The Clock Winder is a 1972 novel by Anne Tyler.

==Plot summary==
The protagonist of the story is Elizabeth, a young woman who is taking time away from college to earn a bit of money and discover a sense of direction. By happenstance, she ends up landing in Baltimore near the home of Mrs. Pamela Emerson, a recent widow and the mother of seven grown children. Seeing Mrs. Emerson struggling to store her porch furniture in the garage for the winter, she stops to offer help and ends up becoming Mrs. Emerson's handyman and companion.

The story, which spans 14 years, discusses the relationship between first Elizabeth and Mrs. Emerson and then the relationship between Elizabeth and several of Mrs. Emerson's children, particularly Timothy and Matthew. Elizabeth and the Emersons end up changing each other's lives in fundamental ways.
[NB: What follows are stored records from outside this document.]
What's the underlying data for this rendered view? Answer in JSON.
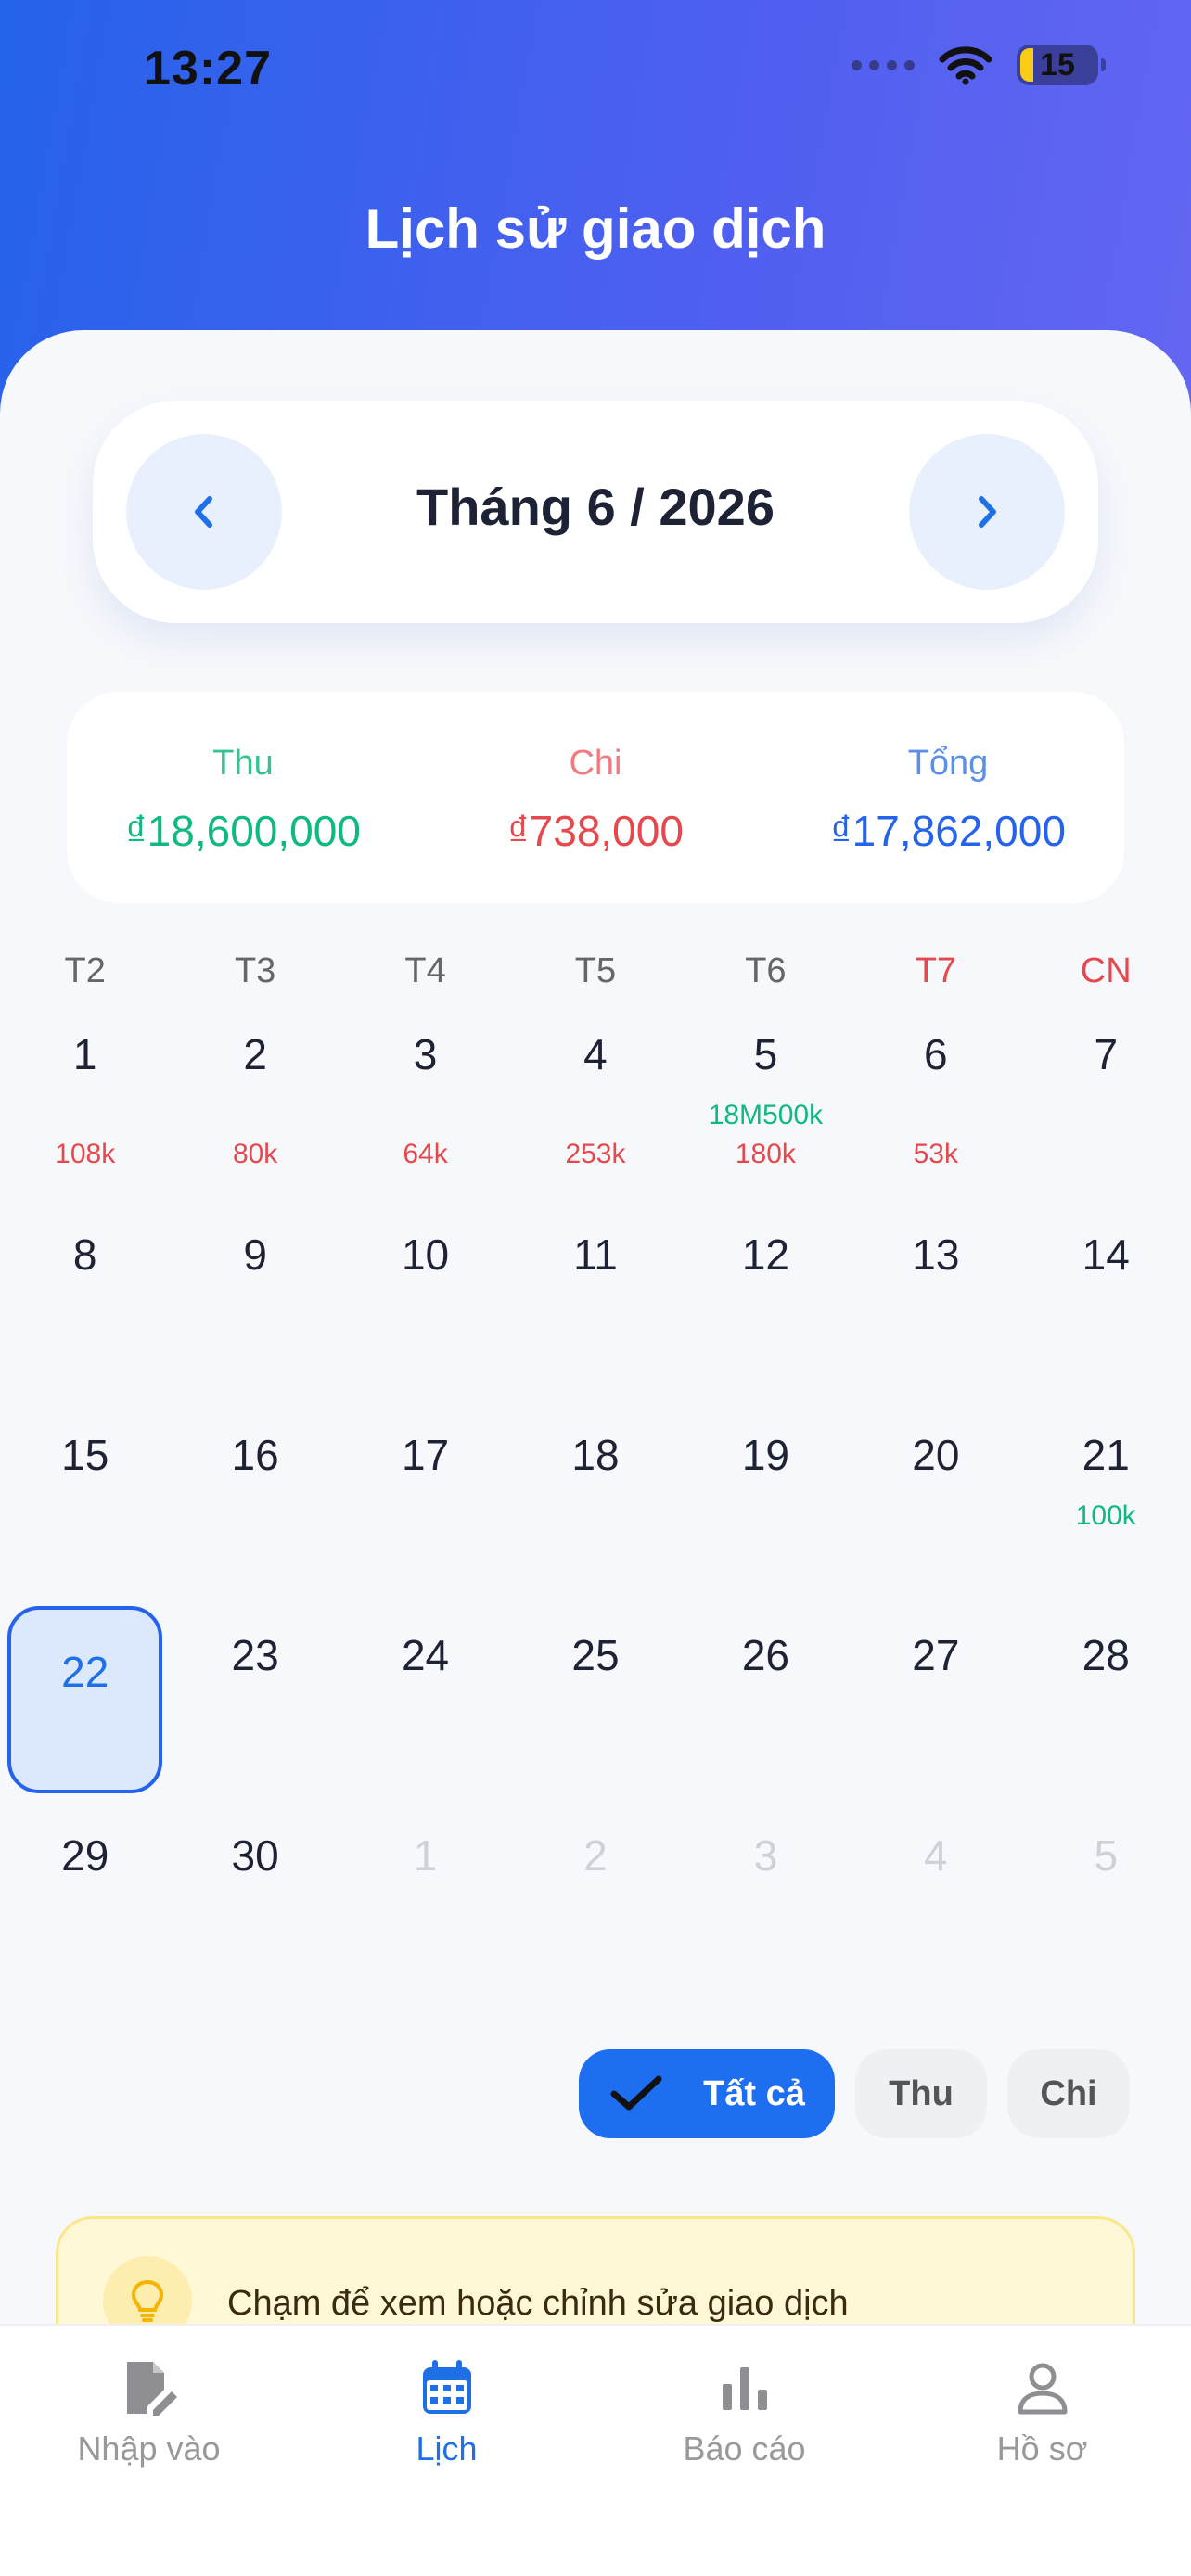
{
  "status": {
    "time": "13:27",
    "battery": "15"
  },
  "header": {
    "title": "Lịch sử giao dịch"
  },
  "month": {
    "label": "Tháng 6 / 2026"
  },
  "summary": {
    "income": {
      "label": "Thu",
      "value": "₫18,600,000",
      "color": "#10b981"
    },
    "expense": {
      "label": "Chi",
      "value": "₫738,000",
      "color": "#e5484d"
    },
    "total": {
      "label": "Tổng",
      "value": "₫17,862,000",
      "color": "#2563eb"
    }
  },
  "weekdays": [
    "T2",
    "T3",
    "T4",
    "T5",
    "T6",
    "T7",
    "CN"
  ],
  "calendar": {
    "weeks": [
      [
        {
          "day": "1",
          "exp": "108k"
        },
        {
          "day": "2",
          "exp": "80k"
        },
        {
          "day": "3",
          "exp": "64k"
        },
        {
          "day": "4",
          "exp": "253k"
        },
        {
          "day": "5",
          "inc": "18M500k",
          "exp": "180k"
        },
        {
          "day": "6",
          "exp": "53k"
        },
        {
          "day": "7"
        }
      ],
      [
        {
          "day": "8"
        },
        {
          "day": "9"
        },
        {
          "day": "10"
        },
        {
          "day": "11"
        },
        {
          "day": "12"
        },
        {
          "day": "13"
        },
        {
          "day": "14"
        }
      ],
      [
        {
          "day": "15"
        },
        {
          "day": "16"
        },
        {
          "day": "17"
        },
        {
          "day": "18"
        },
        {
          "day": "19"
        },
        {
          "day": "20"
        },
        {
          "day": "21",
          "inc": "100k"
        }
      ],
      [
        {
          "day": "22",
          "today": true
        },
        {
          "day": "23"
        },
        {
          "day": "24"
        },
        {
          "day": "25"
        },
        {
          "day": "26"
        },
        {
          "day": "27"
        },
        {
          "day": "28"
        }
      ],
      [
        {
          "day": "29"
        },
        {
          "day": "30"
        },
        {
          "day": "1",
          "muted": true
        },
        {
          "day": "2",
          "muted": true
        },
        {
          "day": "3",
          "muted": true
        },
        {
          "day": "4",
          "muted": true
        },
        {
          "day": "5",
          "muted": true
        }
      ]
    ]
  },
  "filters": {
    "all": "Tất cả",
    "income": "Thu",
    "expense": "Chi"
  },
  "hint": {
    "text": "Chạm để xem hoặc chỉnh sửa giao dịch"
  },
  "tabs": [
    {
      "label": "Nhập vào",
      "icon": "edit-document-icon"
    },
    {
      "label": "Lịch",
      "icon": "calendar-icon",
      "active": true
    },
    {
      "label": "Báo cáo",
      "icon": "bar-chart-icon"
    },
    {
      "label": "Hồ sơ",
      "icon": "user-profile-icon"
    }
  ]
}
==Novels’ Place in the Evolution of Tyler’s Writing==

The Clock Winder could be called Tyler’s “forgotten novel,” as it received little recognition, few reviews, and little financial success when it appeared in 1972. Tyler herself considered this, her fourth novel, to be one she is a bit ashamed of, along with the three that preceded it. However, she also acknowledges that her writing improved considerably with her third and fourth novels, so that her fifth novel, Celestial Navigation, is one that she now considers “her favorite.” In his 2003 Washington Post review, Jonathan Yardley points how The Clock Winder, while flawed, presaged several characteristics of her subsequent novels: For one, it was her first novel set chiefly in Roland Park, Baltimore. More significantly, it is her first in which a major focus is on complex relationships within large idiosyncratic families, and the forces that drive the family members apart, as well as those that continue to pull them back together over time. In 1972, Tyler had just returned to writing after taking off 5 years to raise two girls to school age, an experience that she feels gave her a “richer and deeper…self to speak from.” At one point in the novel, it seems we hear Tyler herself speaking through the main character Elizabeth: “For every grownup you see, you know there must have been at least one person who had the patience to lug them around, and feed them, and walk them nights and keep them out of danger for years and years without a break...Isn’t that surprising? People you wouldn’t trust your purse with for five minutes, maybe, but still they put in years and years of time tending their children along.” Tyler, in her subsequent 15 novels, has continued to focus on the ties that push apart and pull together family members, though her definition of “family” includes any group of people that live closely together.

==Reviews==

Jonathan Yardley acknowledges The Clock Winder’s flaws: “Its shape is a little loose, some of the secondary characters never quite come into focus, and one wants to know a bit more about the husband whose death sets all these events in motion than is doled out in one long paragraph.” As a novelist who prides herself on developing characters in depth, Tyler later criticized herself for the number of “shallow” characters in this and other earlier novels. Still the novel develops thoroughly “two splendid characters in Mrs. Emerson and Elizabeth Abbott.” Yardley also notes that The Clock Winder contains “page after page of utterly convincing dialogue, quiet humor and keen observation.”